Très vite, ces chauffeurs deviennent des psychologues de fortune qu’on attrape à la volée au bout d’une rue désertée, après une attente insoutenable. Avec son taxi 6 places, Lamine Boukhadra, 35 ans, peut embarquer plus de monde que ses collègues. Toujours gratuitement, une question de principe. Au hasard des courses, une micro société de crise naît dans sa voiture. Des journalistes de CNN entament un direct par téléphone sur la banquette arrière à quelques rues du Bataclan. Plus tard, une docteure anglaise rassure une femme brésilienne en pleurs. “Vous savez, c’est très personnel un taxi” confie celui qui arpente les rues de Paris depuis deux ans.
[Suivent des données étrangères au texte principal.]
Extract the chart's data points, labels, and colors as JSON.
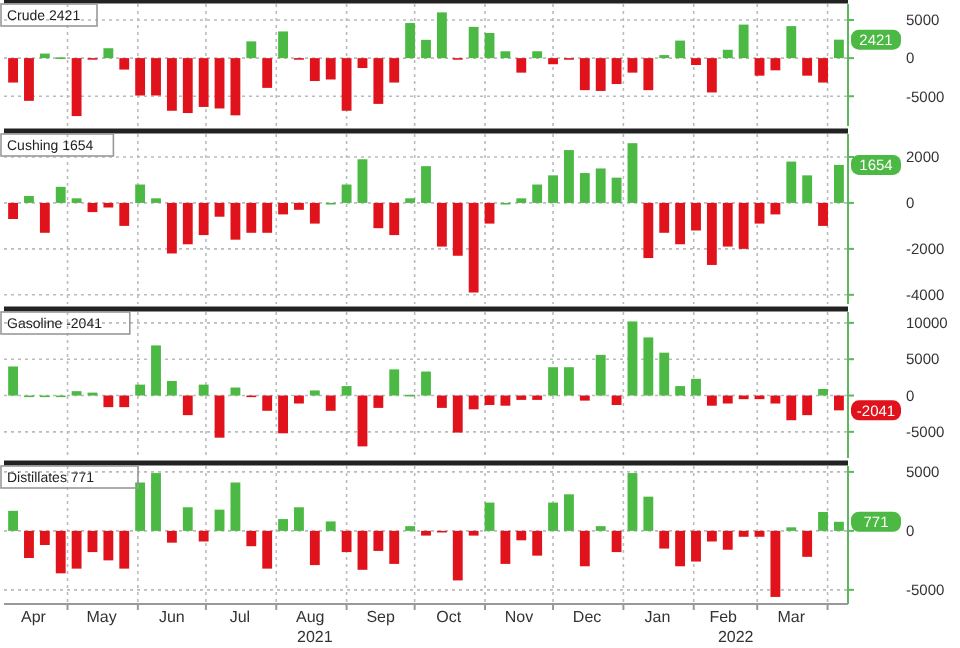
{
  "chart_data": [
    {
      "type": "bar",
      "title": "Crude 2421",
      "x": [
        "2021-04-07",
        "2021-04-14",
        "2021-04-21",
        "2021-04-28",
        "2021-05-05",
        "2021-05-12",
        "2021-05-19",
        "2021-05-26",
        "2021-06-02",
        "2021-06-09",
        "2021-06-16",
        "2021-06-23",
        "2021-06-30",
        "2021-07-07",
        "2021-07-14",
        "2021-07-21",
        "2021-07-28",
        "2021-08-04",
        "2021-08-11",
        "2021-08-18",
        "2021-08-25",
        "2021-09-01",
        "2021-09-08",
        "2021-09-15",
        "2021-09-22",
        "2021-09-29",
        "2021-10-06",
        "2021-10-13",
        "2021-10-20",
        "2021-10-27",
        "2021-11-03",
        "2021-11-10",
        "2021-11-17",
        "2021-11-24",
        "2021-12-01",
        "2021-12-08",
        "2021-12-15",
        "2021-12-22",
        "2021-12-29",
        "2022-01-05",
        "2022-01-12",
        "2022-01-19",
        "2022-01-26",
        "2022-02-02",
        "2022-02-09",
        "2022-02-16",
        "2022-02-23",
        "2022-03-02",
        "2022-03-09",
        "2022-03-16",
        "2022-03-23",
        "2022-03-30",
        "2022-04-06"
      ],
      "values": [
        -3200,
        -5600,
        600,
        100,
        -7600,
        -200,
        1300,
        -1500,
        -4900,
        -4900,
        -6900,
        -7200,
        -6400,
        -6600,
        -7500,
        2200,
        -3900,
        3500,
        -200,
        -3000,
        -2800,
        -6900,
        -1300,
        -6000,
        -3200,
        4600,
        2400,
        6000,
        -200,
        4100,
        3300,
        900,
        -1900,
        900,
        -800,
        -100,
        -4200,
        -4300,
        -3400,
        -1900,
        -4200,
        400,
        2300,
        -900,
        -4500,
        1100,
        4400,
        -2300,
        -1600,
        4200,
        -2300,
        -3200,
        2421
      ],
      "value_labels": [
        null,
        null,
        null,
        null,
        null,
        null,
        null,
        null,
        null,
        null,
        null,
        null,
        null,
        null,
        null,
        null,
        null,
        null,
        null,
        null,
        null,
        null,
        null,
        null,
        null,
        null,
        null,
        null,
        null,
        null,
        null,
        null,
        null,
        null,
        null,
        null,
        null,
        null,
        null,
        null,
        null,
        null,
        null,
        null,
        null,
        null,
        null,
        null,
        null,
        null,
        null,
        null,
        "2421"
      ],
      "colors": [
        "#e0121b",
        "#e0121b",
        "#4cb944",
        "#4cb944",
        "#e0121b",
        "#e0121b",
        "#4cb944",
        "#e0121b",
        "#e0121b",
        "#e0121b",
        "#e0121b",
        "#e0121b",
        "#e0121b",
        "#e0121b",
        "#e0121b",
        "#4cb944",
        "#e0121b",
        "#4cb944",
        "#e0121b",
        "#e0121b",
        "#e0121b",
        "#e0121b",
        "#e0121b",
        "#e0121b",
        "#e0121b",
        "#4cb944",
        "#4cb944",
        "#4cb944",
        "#e0121b",
        "#4cb944",
        "#4cb944",
        "#4cb944",
        "#e0121b",
        "#4cb944",
        "#e0121b",
        "#e0121b",
        "#e0121b",
        "#e0121b",
        "#e0121b",
        "#e0121b",
        "#e0121b",
        "#4cb944",
        "#4cb944",
        "#e0121b",
        "#e0121b",
        "#4cb944",
        "#4cb944",
        "#e0121b",
        "#e0121b",
        "#4cb944",
        "#e0121b",
        "#e0121b",
        "#4cb944"
      ],
      "xlim": [
        "2021-04-03",
        "2022-04-10"
      ],
      "xticks": [
        {
          "value": "2021-05-01",
          "label": null
        },
        {
          "value": "2021-06-01",
          "label": null
        },
        {
          "value": "2021-07-01",
          "label": null
        },
        {
          "value": "2021-08-01",
          "label": null
        },
        {
          "value": "2021-09-01",
          "label": null
        },
        {
          "value": "2021-10-01",
          "label": null
        },
        {
          "value": "2021-11-01",
          "label": null
        },
        {
          "value": "2021-12-01",
          "label": null
        },
        {
          "value": "2022-01-01",
          "label": null
        },
        {
          "value": "2022-02-01",
          "label": null
        },
        {
          "value": "2022-03-01",
          "label": null
        },
        {
          "value": "2022-04-01",
          "label": null
        }
      ],
      "ylim": [
        -8900,
        7100
      ],
      "yticks": [
        -5000,
        0,
        5000
      ],
      "grid": true,
      "tick_labels": "y"
    },
    {
      "type": "bar",
      "title": "Cushing 1654",
      "x": [
        "2021-04-07",
        "2021-04-14",
        "2021-04-21",
        "2021-04-28",
        "2021-05-05",
        "2021-05-12",
        "2021-05-19",
        "2021-05-26",
        "2021-06-02",
        "2021-06-09",
        "2021-06-16",
        "2021-06-23",
        "2021-06-30",
        "2021-07-07",
        "2021-07-14",
        "2021-07-21",
        "2021-07-28",
        "2021-08-04",
        "2021-08-11",
        "2021-08-18",
        "2021-08-25",
        "2021-09-01",
        "2021-09-08",
        "2021-09-15",
        "2021-09-22",
        "2021-09-29",
        "2021-10-06",
        "2021-10-13",
        "2021-10-20",
        "2021-10-27",
        "2021-11-03",
        "2021-11-10",
        "2021-11-17",
        "2021-11-24",
        "2021-12-01",
        "2021-12-08",
        "2021-12-15",
        "2021-12-22",
        "2021-12-29",
        "2022-01-05",
        "2022-01-12",
        "2022-01-19",
        "2022-01-26",
        "2022-02-02",
        "2022-02-09",
        "2022-02-16",
        "2022-02-23",
        "2022-03-02",
        "2022-03-09",
        "2022-03-16",
        "2022-03-23",
        "2022-03-30",
        "2022-04-06"
      ],
      "values": [
        -700,
        300,
        -1300,
        700,
        200,
        -400,
        -200,
        -1000,
        800,
        200,
        -2200,
        -1800,
        -1400,
        -600,
        -1600,
        -1300,
        -1300,
        -500,
        -300,
        -900,
        0,
        800,
        1900,
        -1100,
        -1400,
        200,
        1600,
        -1900,
        -2300,
        -3900,
        -900,
        0,
        200,
        800,
        1200,
        2300,
        1300,
        1500,
        1100,
        2600,
        -2400,
        -1300,
        -1800,
        -1200,
        -2700,
        -1900,
        -2000,
        -900,
        -500,
        1800,
        1200,
        -1000,
        1654
      ],
      "value_labels": [
        null,
        null,
        null,
        null,
        null,
        null,
        null,
        null,
        null,
        null,
        null,
        null,
        null,
        null,
        null,
        null,
        null,
        null,
        null,
        null,
        null,
        null,
        null,
        null,
        null,
        null,
        null,
        null,
        null,
        null,
        null,
        null,
        null,
        null,
        null,
        null,
        null,
        null,
        null,
        null,
        null,
        null,
        null,
        null,
        null,
        null,
        null,
        null,
        null,
        null,
        null,
        null,
        "1654"
      ],
      "colors": [
        "#e0121b",
        "#4cb944",
        "#e0121b",
        "#4cb944",
        "#4cb944",
        "#e0121b",
        "#e0121b",
        "#e0121b",
        "#4cb944",
        "#4cb944",
        "#e0121b",
        "#e0121b",
        "#e0121b",
        "#e0121b",
        "#e0121b",
        "#e0121b",
        "#e0121b",
        "#e0121b",
        "#e0121b",
        "#e0121b",
        "#4cb944",
        "#4cb944",
        "#4cb944",
        "#e0121b",
        "#e0121b",
        "#4cb944",
        "#4cb944",
        "#e0121b",
        "#e0121b",
        "#e0121b",
        "#e0121b",
        "#4cb944",
        "#4cb944",
        "#4cb944",
        "#4cb944",
        "#4cb944",
        "#4cb944",
        "#4cb944",
        "#4cb944",
        "#4cb944",
        "#e0121b",
        "#e0121b",
        "#e0121b",
        "#e0121b",
        "#e0121b",
        "#e0121b",
        "#e0121b",
        "#e0121b",
        "#e0121b",
        "#4cb944",
        "#4cb944",
        "#e0121b",
        "#4cb944"
      ],
      "xlim": [
        "2021-04-03",
        "2022-04-10"
      ],
      "xticks": [
        {
          "value": "2021-05-01",
          "label": null
        },
        {
          "value": "2021-06-01",
          "label": null
        },
        {
          "value": "2021-07-01",
          "label": null
        },
        {
          "value": "2021-08-01",
          "label": null
        },
        {
          "value": "2021-09-01",
          "label": null
        },
        {
          "value": "2021-10-01",
          "label": null
        },
        {
          "value": "2021-11-01",
          "label": null
        },
        {
          "value": "2021-12-01",
          "label": null
        },
        {
          "value": "2022-01-01",
          "label": null
        },
        {
          "value": "2022-02-01",
          "label": null
        },
        {
          "value": "2022-03-01",
          "label": null
        },
        {
          "value": "2022-04-01",
          "label": null
        }
      ],
      "ylim": [
        -4400,
        3000
      ],
      "yticks": [
        -4000,
        -2000,
        0,
        2000
      ],
      "grid": true,
      "tick_labels": "y"
    },
    {
      "type": "bar",
      "title": "Gasoline -2041",
      "x": [
        "2021-04-07",
        "2021-04-14",
        "2021-04-21",
        "2021-04-28",
        "2021-05-05",
        "2021-05-12",
        "2021-05-19",
        "2021-05-26",
        "2021-06-02",
        "2021-06-09",
        "2021-06-16",
        "2021-06-23",
        "2021-06-30",
        "2021-07-07",
        "2021-07-14",
        "2021-07-21",
        "2021-07-28",
        "2021-08-04",
        "2021-08-11",
        "2021-08-18",
        "2021-08-25",
        "2021-09-01",
        "2021-09-08",
        "2021-09-15",
        "2021-09-22",
        "2021-09-29",
        "2021-10-06",
        "2021-10-13",
        "2021-10-20",
        "2021-10-27",
        "2021-11-03",
        "2021-11-10",
        "2021-11-17",
        "2021-11-24",
        "2021-12-01",
        "2021-12-08",
        "2021-12-15",
        "2021-12-22",
        "2021-12-29",
        "2022-01-05",
        "2022-01-12",
        "2022-01-19",
        "2022-01-26",
        "2022-02-02",
        "2022-02-09",
        "2022-02-16",
        "2022-02-23",
        "2022-03-02",
        "2022-03-09",
        "2022-03-16",
        "2022-03-23",
        "2022-03-30",
        "2022-04-06"
      ],
      "values": [
        4000,
        0,
        0,
        0,
        600,
        400,
        -1600,
        -1600,
        1500,
        6900,
        2000,
        -2700,
        1500,
        -5800,
        1100,
        0,
        -2100,
        -5200,
        -1100,
        700,
        -2100,
        1300,
        -7000,
        -1700,
        3600,
        100,
        3300,
        -1700,
        -5100,
        -1900,
        -1300,
        -1400,
        -600,
        -600,
        3900,
        3900,
        -700,
        5600,
        -1300,
        10200,
        8000,
        5900,
        1300,
        2300,
        -1400,
        -1100,
        -500,
        -500,
        -1100,
        -3400,
        -2700,
        900,
        -2041
      ],
      "value_labels": [
        null,
        null,
        null,
        null,
        null,
        null,
        null,
        null,
        null,
        null,
        null,
        null,
        null,
        null,
        null,
        null,
        null,
        null,
        null,
        null,
        null,
        null,
        null,
        null,
        null,
        null,
        null,
        null,
        null,
        null,
        null,
        null,
        null,
        null,
        null,
        null,
        null,
        null,
        null,
        null,
        null,
        null,
        null,
        null,
        null,
        null,
        null,
        null,
        null,
        null,
        null,
        null,
        "-2041"
      ],
      "colors": [
        "#4cb944",
        "#4cb944",
        "#4cb944",
        "#4cb944",
        "#4cb944",
        "#4cb944",
        "#e0121b",
        "#e0121b",
        "#4cb944",
        "#4cb944",
        "#4cb944",
        "#e0121b",
        "#4cb944",
        "#e0121b",
        "#4cb944",
        "#e0121b",
        "#e0121b",
        "#e0121b",
        "#e0121b",
        "#4cb944",
        "#e0121b",
        "#4cb944",
        "#e0121b",
        "#e0121b",
        "#4cb944",
        "#4cb944",
        "#4cb944",
        "#e0121b",
        "#e0121b",
        "#e0121b",
        "#e0121b",
        "#e0121b",
        "#e0121b",
        "#e0121b",
        "#4cb944",
        "#4cb944",
        "#e0121b",
        "#4cb944",
        "#e0121b",
        "#4cb944",
        "#4cb944",
        "#4cb944",
        "#4cb944",
        "#4cb944",
        "#e0121b",
        "#e0121b",
        "#e0121b",
        "#e0121b",
        "#e0121b",
        "#e0121b",
        "#e0121b",
        "#4cb944",
        "#e0121b"
      ],
      "xlim": [
        "2021-04-03",
        "2022-04-10"
      ],
      "xticks": [
        {
          "value": "2021-05-01",
          "label": null
        },
        {
          "value": "2021-06-01",
          "label": null
        },
        {
          "value": "2021-07-01",
          "label": null
        },
        {
          "value": "2021-08-01",
          "label": null
        },
        {
          "value": "2021-09-01",
          "label": null
        },
        {
          "value": "2021-10-01",
          "label": null
        },
        {
          "value": "2021-11-01",
          "label": null
        },
        {
          "value": "2021-12-01",
          "label": null
        },
        {
          "value": "2022-01-01",
          "label": null
        },
        {
          "value": "2022-02-01",
          "label": null
        },
        {
          "value": "2022-03-01",
          "label": null
        },
        {
          "value": "2022-04-01",
          "label": null
        }
      ],
      "ylim": [
        -8600,
        11500
      ],
      "yticks": [
        -5000,
        0,
        5000,
        10000
      ],
      "grid": true,
      "tick_labels": "y"
    },
    {
      "type": "bar",
      "title": "Distillates 771",
      "x": [
        "2021-04-07",
        "2021-04-14",
        "2021-04-21",
        "2021-04-28",
        "2021-05-05",
        "2021-05-12",
        "2021-05-19",
        "2021-05-26",
        "2021-06-02",
        "2021-06-09",
        "2021-06-16",
        "2021-06-23",
        "2021-06-30",
        "2021-07-07",
        "2021-07-14",
        "2021-07-21",
        "2021-07-28",
        "2021-08-04",
        "2021-08-11",
        "2021-08-18",
        "2021-08-25",
        "2021-09-01",
        "2021-09-08",
        "2021-09-15",
        "2021-09-22",
        "2021-09-29",
        "2021-10-06",
        "2021-10-13",
        "2021-10-20",
        "2021-10-27",
        "2021-11-03",
        "2021-11-10",
        "2021-11-17",
        "2021-11-24",
        "2021-12-01",
        "2021-12-08",
        "2021-12-15",
        "2021-12-22",
        "2021-12-29",
        "2022-01-05",
        "2022-01-12",
        "2022-01-19",
        "2022-01-26",
        "2022-02-02",
        "2022-02-09",
        "2022-02-16",
        "2022-02-23",
        "2022-03-02",
        "2022-03-09",
        "2022-03-16",
        "2022-03-23",
        "2022-03-30",
        "2022-04-06"
      ],
      "values": [
        1700,
        -2300,
        -1200,
        -3600,
        -3200,
        -1800,
        -2500,
        -3200,
        4100,
        4900,
        -1000,
        2000,
        -900,
        1800,
        4100,
        -1300,
        -3200,
        1000,
        2000,
        -2900,
        800,
        -1800,
        -3300,
        -1700,
        -2800,
        400,
        -400,
        0,
        -4200,
        -400,
        2400,
        -2800,
        -800,
        -2100,
        2400,
        3100,
        -3000,
        400,
        -1800,
        4900,
        2900,
        -1500,
        -3000,
        -2600,
        -900,
        -1600,
        -500,
        -500,
        -5600,
        300,
        -2200,
        1600,
        771
      ],
      "value_labels": [
        null,
        null,
        null,
        null,
        null,
        null,
        null,
        null,
        null,
        null,
        null,
        null,
        null,
        null,
        null,
        null,
        null,
        null,
        null,
        null,
        null,
        null,
        null,
        null,
        null,
        null,
        null,
        null,
        null,
        null,
        null,
        null,
        null,
        null,
        null,
        null,
        null,
        null,
        null,
        null,
        null,
        null,
        null,
        null,
        null,
        null,
        null,
        null,
        null,
        null,
        null,
        null,
        "771"
      ],
      "colors": [
        "#4cb944",
        "#e0121b",
        "#e0121b",
        "#e0121b",
        "#e0121b",
        "#e0121b",
        "#e0121b",
        "#e0121b",
        "#4cb944",
        "#4cb944",
        "#e0121b",
        "#4cb944",
        "#e0121b",
        "#4cb944",
        "#4cb944",
        "#e0121b",
        "#e0121b",
        "#4cb944",
        "#4cb944",
        "#e0121b",
        "#4cb944",
        "#e0121b",
        "#e0121b",
        "#e0121b",
        "#e0121b",
        "#4cb944",
        "#e0121b",
        "#e0121b",
        "#e0121b",
        "#e0121b",
        "#4cb944",
        "#e0121b",
        "#e0121b",
        "#e0121b",
        "#4cb944",
        "#4cb944",
        "#e0121b",
        "#4cb944",
        "#e0121b",
        "#4cb944",
        "#4cb944",
        "#e0121b",
        "#e0121b",
        "#e0121b",
        "#e0121b",
        "#e0121b",
        "#e0121b",
        "#e0121b",
        "#e0121b",
        "#4cb944",
        "#e0121b",
        "#4cb944",
        "#4cb944"
      ],
      "xlim": [
        "2021-04-03",
        "2022-04-10"
      ],
      "xticks": [
        {
          "value": "2021-04-16",
          "label": "Apr"
        },
        {
          "value": "2021-05-01",
          "label": null
        },
        {
          "value": "2021-05-16",
          "label": "May"
        },
        {
          "value": "2021-06-01",
          "label": null
        },
        {
          "value": "2021-06-16",
          "label": "Jun"
        },
        {
          "value": "2021-07-01",
          "label": null
        },
        {
          "value": "2021-07-16",
          "label": "Jul"
        },
        {
          "value": "2021-08-01",
          "label": null
        },
        {
          "value": "2021-08-16",
          "label": "Aug"
        },
        {
          "value": "2021-09-01",
          "label": null
        },
        {
          "value": "2021-09-16",
          "label": "Sep"
        },
        {
          "value": "2021-10-01",
          "label": null
        },
        {
          "value": "2021-10-16",
          "label": "Oct"
        },
        {
          "value": "2021-11-01",
          "label": null
        },
        {
          "value": "2021-11-16",
          "label": "Nov"
        },
        {
          "value": "2021-12-01",
          "label": null
        },
        {
          "value": "2021-12-16",
          "label": "Dec"
        },
        {
          "value": "2022-01-01",
          "label": null
        },
        {
          "value": "2022-01-16",
          "label": "Jan"
        },
        {
          "value": "2022-02-01",
          "label": null
        },
        {
          "value": "2022-02-14",
          "label": "Feb"
        },
        {
          "value": "2022-03-01",
          "label": null
        },
        {
          "value": "2022-03-16",
          "label": "Mar"
        },
        {
          "value": "2022-04-01",
          "label": null
        }
      ],
      "ylim": [
        -6200,
        5500
      ],
      "yticks": [
        -5000,
        0,
        5000
      ],
      "grid": true,
      "annotations": [
        "2021",
        "2022"
      ]
    }
  ]
}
“Mourir pour 5€ ça fait chier”
Le trentenaire cogite derrière son volant toute la soirée. “J’ai été frappé, à en chialer, de tout voir en chair et en os.” explique Lamine Boukhadra. Et pourtant c’est volontairement qu’il a filé vers le Bataclan malgré la fin de son service. “On fait ça tous les jours, mais il fallait que l’on soit au travail le Jour J” précise ce père de famille. Pour participer à la solidarité collective.
Pour Milan, l’ancien militaire, être là c’était “primordial” : “Quitte à y être, autant y être un maximum pour sauver des gens”. D’autres comme Zaher Rechid sont restés sans le choisir vraiment : “On était presque obligés d’être des héros malgré nous avec tous les gens qui se ruaient dans la voiture”. “Si on avait été chez nous, on serait restés sous la couette, je ne vais pas mentir” glisse le chauffeur. Le jeune homme assure qu’un “gros débat” a agité les taxis parisiens cette nuit là.
Alexandre De Boisgency, chauffeur Uber, a décidé de rentrer chez lui sans hésiter. Vers 21h30, il est à une centaine de mètres des restaurants Le Petit Cambodge et Le Carillon. “La voiture devant moi s’est pris des balles. J’ai vu la lumière des rafales, puis des corps tomber.” Après une marche arrière exécutée en panique il dépose sa cliente à République et s’arrête longuement pour respirer : “Je lui ai dit que ne pouvais plus conduire”.“Je voulais rejoindre ma femme et ma fille, je ne pouvais pas mourir pour une course à 5€. Mourir pour 5€ ça fait chier”.
Plus d’une semaine après le drame, la plupart des taxis et VTC ont repris le volant dans ce Paris toujours un peu étrange. “On sent que gens sortent pour dire “on vous emmerde, on est là quand même », constate Milan. “Et c’est pareil pour nous, les taxis de nuit. Parce qu’il en faut des gens comme nous pour ramener des gens comme vous le soir.”